TLT also has active volume and narrow spreads. A 1 month slightly out of the money call is $ 1.50 or 1.2%, a slightly in the money call is $ 1.97 or 1.6%.
GLD also has active volume and narrow spreads. A 1 month slightly out of the money call is $ 2.39 or 1.4%, a slightly in the money call is $ 3.35 or 1.95%.
XLK (TAQK model.. has thin volume and open interest. A 1 month slightly out of the money call is $ .15 or .3%, a slightly in the money call is $ .64 or 2%.
Now, the tricky part becomes one of betting which way the market is going next. If you think that equities are overbought and due for a pullback then selling the QQQ calls and or XLK calls are a great idea.
If you think the markets will run higher then selling TLT calls is the way to go.
GLD has been on a run for a while and is currently at levels seen a year ago, just before the retracement kicked in. Selling calls on the GLD position will lock in some of those recent gains and still allow GLD to climb a couple bucks without compromising the total return of the investment.
We've just got to keep in mind that LM and TAQK are market neutral models, designed to offset volatility by playing equities against bonds with a few wild cards like GLD in the mix.

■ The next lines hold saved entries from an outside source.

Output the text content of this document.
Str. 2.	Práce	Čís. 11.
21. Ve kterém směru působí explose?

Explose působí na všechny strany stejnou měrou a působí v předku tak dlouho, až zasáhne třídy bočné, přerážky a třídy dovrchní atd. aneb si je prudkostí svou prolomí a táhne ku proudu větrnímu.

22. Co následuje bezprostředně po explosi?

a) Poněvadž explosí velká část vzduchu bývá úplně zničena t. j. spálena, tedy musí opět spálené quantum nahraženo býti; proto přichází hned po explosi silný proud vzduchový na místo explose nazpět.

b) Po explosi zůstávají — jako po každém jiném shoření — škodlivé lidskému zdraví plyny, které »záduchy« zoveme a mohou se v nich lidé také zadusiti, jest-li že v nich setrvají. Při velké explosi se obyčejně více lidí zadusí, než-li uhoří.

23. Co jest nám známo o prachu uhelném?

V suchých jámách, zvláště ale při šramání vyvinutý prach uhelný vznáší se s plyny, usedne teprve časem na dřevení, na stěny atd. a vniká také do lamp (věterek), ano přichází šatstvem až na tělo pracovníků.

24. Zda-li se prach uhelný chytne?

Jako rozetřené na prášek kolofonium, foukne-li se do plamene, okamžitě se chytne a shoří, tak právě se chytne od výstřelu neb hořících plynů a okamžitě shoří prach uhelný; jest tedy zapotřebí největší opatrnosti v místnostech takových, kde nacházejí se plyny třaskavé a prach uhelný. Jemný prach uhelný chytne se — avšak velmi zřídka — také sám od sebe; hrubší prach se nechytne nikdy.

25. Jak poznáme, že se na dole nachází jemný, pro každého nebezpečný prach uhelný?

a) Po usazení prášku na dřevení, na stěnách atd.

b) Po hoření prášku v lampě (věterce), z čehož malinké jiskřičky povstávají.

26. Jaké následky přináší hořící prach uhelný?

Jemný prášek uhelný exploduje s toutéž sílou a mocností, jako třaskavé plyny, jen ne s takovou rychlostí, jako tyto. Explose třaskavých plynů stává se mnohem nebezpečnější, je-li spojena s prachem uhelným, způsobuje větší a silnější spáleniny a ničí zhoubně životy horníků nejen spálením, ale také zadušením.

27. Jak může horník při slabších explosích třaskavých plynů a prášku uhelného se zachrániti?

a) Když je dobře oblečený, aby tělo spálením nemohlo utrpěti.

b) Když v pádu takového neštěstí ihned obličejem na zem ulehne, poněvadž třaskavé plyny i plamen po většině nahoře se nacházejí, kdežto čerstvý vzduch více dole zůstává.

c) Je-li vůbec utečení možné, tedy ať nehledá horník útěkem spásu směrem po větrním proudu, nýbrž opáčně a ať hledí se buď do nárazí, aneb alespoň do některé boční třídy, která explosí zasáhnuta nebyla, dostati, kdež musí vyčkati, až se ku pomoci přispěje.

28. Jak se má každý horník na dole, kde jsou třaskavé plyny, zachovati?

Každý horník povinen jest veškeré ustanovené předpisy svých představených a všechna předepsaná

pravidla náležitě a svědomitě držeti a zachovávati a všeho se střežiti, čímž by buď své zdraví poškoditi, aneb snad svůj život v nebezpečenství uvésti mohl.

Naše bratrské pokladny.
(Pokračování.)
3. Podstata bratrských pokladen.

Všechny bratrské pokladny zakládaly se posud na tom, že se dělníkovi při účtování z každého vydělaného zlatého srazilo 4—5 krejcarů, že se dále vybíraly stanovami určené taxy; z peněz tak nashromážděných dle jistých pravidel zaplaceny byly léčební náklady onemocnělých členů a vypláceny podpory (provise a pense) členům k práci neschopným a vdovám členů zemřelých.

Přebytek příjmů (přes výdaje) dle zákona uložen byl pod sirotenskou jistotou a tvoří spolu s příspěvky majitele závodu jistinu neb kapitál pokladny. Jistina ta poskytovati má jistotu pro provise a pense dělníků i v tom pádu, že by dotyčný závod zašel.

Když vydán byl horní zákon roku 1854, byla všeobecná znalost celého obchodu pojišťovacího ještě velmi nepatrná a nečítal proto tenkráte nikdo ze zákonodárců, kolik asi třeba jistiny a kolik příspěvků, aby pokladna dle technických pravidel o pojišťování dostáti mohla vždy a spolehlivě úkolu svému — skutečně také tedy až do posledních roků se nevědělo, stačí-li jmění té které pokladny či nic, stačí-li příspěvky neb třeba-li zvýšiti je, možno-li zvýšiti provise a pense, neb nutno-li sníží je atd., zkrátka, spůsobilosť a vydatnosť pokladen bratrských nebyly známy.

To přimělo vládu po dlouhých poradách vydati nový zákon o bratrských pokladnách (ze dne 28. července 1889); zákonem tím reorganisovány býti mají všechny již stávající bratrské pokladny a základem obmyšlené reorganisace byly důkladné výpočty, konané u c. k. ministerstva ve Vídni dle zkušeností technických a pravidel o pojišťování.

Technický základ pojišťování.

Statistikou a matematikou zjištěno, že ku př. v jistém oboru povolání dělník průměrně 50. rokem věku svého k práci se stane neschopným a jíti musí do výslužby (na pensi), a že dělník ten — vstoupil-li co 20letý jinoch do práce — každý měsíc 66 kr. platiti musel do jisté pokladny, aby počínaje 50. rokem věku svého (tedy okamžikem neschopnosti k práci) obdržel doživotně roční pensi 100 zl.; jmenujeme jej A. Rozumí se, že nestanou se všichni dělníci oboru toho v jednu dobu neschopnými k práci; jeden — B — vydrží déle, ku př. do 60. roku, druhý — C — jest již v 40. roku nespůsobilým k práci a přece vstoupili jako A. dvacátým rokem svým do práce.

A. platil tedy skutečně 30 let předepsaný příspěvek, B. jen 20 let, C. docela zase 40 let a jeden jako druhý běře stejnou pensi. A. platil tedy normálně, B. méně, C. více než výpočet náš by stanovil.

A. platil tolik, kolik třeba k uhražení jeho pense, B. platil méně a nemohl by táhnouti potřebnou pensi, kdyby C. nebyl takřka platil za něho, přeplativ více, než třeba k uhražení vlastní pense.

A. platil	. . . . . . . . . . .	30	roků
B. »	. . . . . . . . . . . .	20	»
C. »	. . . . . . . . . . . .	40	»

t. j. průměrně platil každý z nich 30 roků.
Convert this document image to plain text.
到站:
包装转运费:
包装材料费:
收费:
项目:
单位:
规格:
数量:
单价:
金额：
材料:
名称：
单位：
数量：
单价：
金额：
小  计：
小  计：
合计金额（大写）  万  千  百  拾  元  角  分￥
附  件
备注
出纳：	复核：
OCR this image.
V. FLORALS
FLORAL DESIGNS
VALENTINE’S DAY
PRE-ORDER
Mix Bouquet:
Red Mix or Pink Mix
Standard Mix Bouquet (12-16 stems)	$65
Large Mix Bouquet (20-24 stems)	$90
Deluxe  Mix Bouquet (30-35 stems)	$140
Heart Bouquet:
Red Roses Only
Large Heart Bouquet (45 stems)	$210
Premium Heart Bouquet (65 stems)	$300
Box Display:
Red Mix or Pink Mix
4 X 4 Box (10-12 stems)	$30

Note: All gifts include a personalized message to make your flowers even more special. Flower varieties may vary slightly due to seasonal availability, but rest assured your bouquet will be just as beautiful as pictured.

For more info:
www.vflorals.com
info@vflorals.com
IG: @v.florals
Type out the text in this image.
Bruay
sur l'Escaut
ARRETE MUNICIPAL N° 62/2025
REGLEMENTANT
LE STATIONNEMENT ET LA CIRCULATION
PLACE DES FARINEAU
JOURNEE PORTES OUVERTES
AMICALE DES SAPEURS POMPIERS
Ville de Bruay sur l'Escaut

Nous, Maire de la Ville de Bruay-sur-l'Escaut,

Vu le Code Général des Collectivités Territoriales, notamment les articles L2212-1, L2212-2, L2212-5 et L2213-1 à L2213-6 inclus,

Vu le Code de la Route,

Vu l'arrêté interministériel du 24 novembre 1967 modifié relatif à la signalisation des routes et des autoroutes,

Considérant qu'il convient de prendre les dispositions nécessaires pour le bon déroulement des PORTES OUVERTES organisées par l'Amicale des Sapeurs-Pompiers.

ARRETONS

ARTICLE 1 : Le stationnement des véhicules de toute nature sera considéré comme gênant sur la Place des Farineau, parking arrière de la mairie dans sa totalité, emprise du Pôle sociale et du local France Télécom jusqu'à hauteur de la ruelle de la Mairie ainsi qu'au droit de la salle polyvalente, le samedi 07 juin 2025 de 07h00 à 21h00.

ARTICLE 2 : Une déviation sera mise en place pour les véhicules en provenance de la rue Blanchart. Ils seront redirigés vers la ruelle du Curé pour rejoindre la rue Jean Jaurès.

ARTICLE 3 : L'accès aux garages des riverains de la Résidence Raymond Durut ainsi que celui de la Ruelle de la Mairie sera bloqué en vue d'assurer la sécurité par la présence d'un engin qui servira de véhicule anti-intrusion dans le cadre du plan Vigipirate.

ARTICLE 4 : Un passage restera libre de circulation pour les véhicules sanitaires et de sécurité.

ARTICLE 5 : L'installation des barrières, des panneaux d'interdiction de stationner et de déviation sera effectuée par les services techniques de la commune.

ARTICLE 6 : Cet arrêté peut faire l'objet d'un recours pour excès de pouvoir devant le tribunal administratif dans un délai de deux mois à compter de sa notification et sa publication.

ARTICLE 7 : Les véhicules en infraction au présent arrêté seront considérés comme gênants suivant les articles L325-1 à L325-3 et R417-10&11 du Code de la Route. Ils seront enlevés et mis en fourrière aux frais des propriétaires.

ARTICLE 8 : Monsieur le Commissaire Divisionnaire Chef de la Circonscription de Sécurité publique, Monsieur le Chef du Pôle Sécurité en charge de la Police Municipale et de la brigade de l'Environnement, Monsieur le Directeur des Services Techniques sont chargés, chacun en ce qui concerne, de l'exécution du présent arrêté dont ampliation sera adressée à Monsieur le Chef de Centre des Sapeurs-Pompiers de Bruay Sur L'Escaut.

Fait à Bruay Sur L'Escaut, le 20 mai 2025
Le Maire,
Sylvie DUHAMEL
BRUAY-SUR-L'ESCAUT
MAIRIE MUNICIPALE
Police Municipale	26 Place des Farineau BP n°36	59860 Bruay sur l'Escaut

What we don't want to happen is to have short call positions exercised and called away thereby exposing the portfolio to higher volaility (and drawdown) because one side of the balance equation has been eliminated.
So how do you deal with that risk?
One solution is that when most of the premium has been squeezed out of a position, simply close the position, book the gains and then reopen a new ETF position in the proper percentage allocation (and possibly sell calls against the new position).
The down side to this tactic is that it can end up looking like a dog chasing its tail and may incur a number of commission costs..
There are other tactical option strategies to offset the risk of exercise but they are beyond the scope of the current post.